The strike in Baghdad came 24 hours after one in Dhaka where Bangladeshi army commandos broke a siege at a cafe killing six of the attackers.

As with the shooting at a gay club in Orlando and the killing of a policeman and his wife in France only three weeks ago, the latest atrocities were claimed by the so-called Islamic State.

The attacks were part of the strategy announced by a spokesman in May. He called on ISIL fighters to mount further attacks against the West during Ramadan. A tactic which masks the militants losses.

‘‘ISIL committed another crime by targeting innocent people in Baghdad. It carried out this attack after it had suffered heavy losses in men and equipment in the battlefield,’‘ explained Major General Kadim Shahban, Director General of Civil Defence.

Since the multinational coalition launched air strikes on ISIL positions in Iraq and Syria the jihadists have lost almost 40 percent of the populated territory it once had in Iraq and 10-20 percent of the populated territory it had seized in Syria.
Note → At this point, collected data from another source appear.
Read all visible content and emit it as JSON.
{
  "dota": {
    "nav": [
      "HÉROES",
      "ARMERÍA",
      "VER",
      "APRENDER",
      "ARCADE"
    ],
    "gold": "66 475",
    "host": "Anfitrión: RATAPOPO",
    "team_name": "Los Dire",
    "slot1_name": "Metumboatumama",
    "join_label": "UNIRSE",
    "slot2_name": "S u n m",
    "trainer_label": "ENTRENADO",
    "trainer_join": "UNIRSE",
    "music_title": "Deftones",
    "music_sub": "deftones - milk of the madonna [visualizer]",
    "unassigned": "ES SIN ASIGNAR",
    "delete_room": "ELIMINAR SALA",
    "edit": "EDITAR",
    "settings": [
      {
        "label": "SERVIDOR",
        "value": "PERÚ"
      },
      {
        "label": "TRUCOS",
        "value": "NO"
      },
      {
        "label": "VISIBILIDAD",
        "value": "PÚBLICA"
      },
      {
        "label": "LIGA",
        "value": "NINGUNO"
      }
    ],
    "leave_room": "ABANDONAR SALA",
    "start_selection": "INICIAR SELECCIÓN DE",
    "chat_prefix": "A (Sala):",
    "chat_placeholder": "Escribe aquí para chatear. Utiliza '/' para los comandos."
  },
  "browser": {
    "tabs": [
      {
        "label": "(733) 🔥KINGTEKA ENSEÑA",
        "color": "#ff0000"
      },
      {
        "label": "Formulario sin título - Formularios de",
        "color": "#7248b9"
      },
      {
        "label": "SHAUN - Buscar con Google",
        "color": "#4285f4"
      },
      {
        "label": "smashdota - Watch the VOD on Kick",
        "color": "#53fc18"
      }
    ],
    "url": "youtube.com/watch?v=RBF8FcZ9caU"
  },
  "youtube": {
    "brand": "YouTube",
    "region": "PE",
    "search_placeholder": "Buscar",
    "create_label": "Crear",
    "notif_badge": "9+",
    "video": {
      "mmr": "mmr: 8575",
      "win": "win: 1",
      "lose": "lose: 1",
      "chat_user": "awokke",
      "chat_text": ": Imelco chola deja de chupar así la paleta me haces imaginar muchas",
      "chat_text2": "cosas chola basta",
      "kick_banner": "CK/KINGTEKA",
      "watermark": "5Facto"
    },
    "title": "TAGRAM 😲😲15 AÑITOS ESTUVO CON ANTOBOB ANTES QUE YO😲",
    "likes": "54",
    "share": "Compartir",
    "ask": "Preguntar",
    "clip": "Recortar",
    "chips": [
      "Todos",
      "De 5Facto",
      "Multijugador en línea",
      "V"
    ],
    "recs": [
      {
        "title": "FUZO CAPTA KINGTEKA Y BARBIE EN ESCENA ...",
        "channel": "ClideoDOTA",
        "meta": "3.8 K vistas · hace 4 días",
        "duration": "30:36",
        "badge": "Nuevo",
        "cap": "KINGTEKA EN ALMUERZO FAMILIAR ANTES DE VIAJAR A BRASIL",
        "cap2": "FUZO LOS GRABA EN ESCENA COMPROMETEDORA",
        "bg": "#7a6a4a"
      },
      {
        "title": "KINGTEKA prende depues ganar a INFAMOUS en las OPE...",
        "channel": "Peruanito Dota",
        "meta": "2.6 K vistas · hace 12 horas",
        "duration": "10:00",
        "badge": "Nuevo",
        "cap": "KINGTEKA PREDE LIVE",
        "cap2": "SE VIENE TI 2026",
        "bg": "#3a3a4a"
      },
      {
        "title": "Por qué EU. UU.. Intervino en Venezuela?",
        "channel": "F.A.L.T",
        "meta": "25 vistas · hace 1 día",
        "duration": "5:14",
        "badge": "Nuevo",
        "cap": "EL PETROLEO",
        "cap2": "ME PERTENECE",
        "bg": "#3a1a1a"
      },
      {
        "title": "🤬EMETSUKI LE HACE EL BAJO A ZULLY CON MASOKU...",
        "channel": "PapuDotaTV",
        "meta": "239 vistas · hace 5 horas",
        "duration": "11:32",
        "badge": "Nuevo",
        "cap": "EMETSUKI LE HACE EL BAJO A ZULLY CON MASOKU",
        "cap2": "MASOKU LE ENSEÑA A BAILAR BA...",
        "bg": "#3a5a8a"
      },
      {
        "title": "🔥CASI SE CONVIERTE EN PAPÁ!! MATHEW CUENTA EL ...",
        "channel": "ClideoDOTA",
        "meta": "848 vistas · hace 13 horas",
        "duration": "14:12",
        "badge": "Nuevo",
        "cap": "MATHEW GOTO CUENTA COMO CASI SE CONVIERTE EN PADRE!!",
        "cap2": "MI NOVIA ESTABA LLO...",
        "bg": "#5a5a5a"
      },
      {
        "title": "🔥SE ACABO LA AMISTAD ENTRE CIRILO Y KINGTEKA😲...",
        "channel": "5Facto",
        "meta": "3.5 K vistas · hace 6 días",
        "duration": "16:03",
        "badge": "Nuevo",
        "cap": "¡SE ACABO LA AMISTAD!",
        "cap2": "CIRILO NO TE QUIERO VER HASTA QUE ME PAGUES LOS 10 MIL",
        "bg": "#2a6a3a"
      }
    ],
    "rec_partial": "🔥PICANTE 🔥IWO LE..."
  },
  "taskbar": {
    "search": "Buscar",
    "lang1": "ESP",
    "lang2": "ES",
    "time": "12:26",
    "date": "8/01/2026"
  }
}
The loss of Fallujah was a huge blow for ISIL. It was the first major city which the terrorists had seized and it was a key base to launch attacks on the capital around 50 kilometres to the east. The militants had held it since 2014. ISIL fighters are now fleeing the area.

“They were withdrawing from an area near Amiriyah al-Fallujah. Most of the militants were foreign fighters who refused to surrender to our troops,” said Lieutenant General Hamid al-Maliki, Airforce Commander.

A growing number of ISIL fighters are understood to be trying to flee from the so-called caliphate to get back to their home countries.

According to the International Centre for the study of Radicalisation (ICSR) in London there are various reasons including the bombings, assaults, local leaders’ corruption or even boredom.

The group’s territorial losses have cut its monthly revenue by almost 30 percent in the last year as around half its money comes from taxation and confiscation. Nearly all its oilfields have been targeted by airstrikes.

Such territorial, revenue and personal losses means ISIL has moved away from being a self-proclaimed caliphate but the most recent attacks claimed through social media are a stark reminder that ISIL still exists.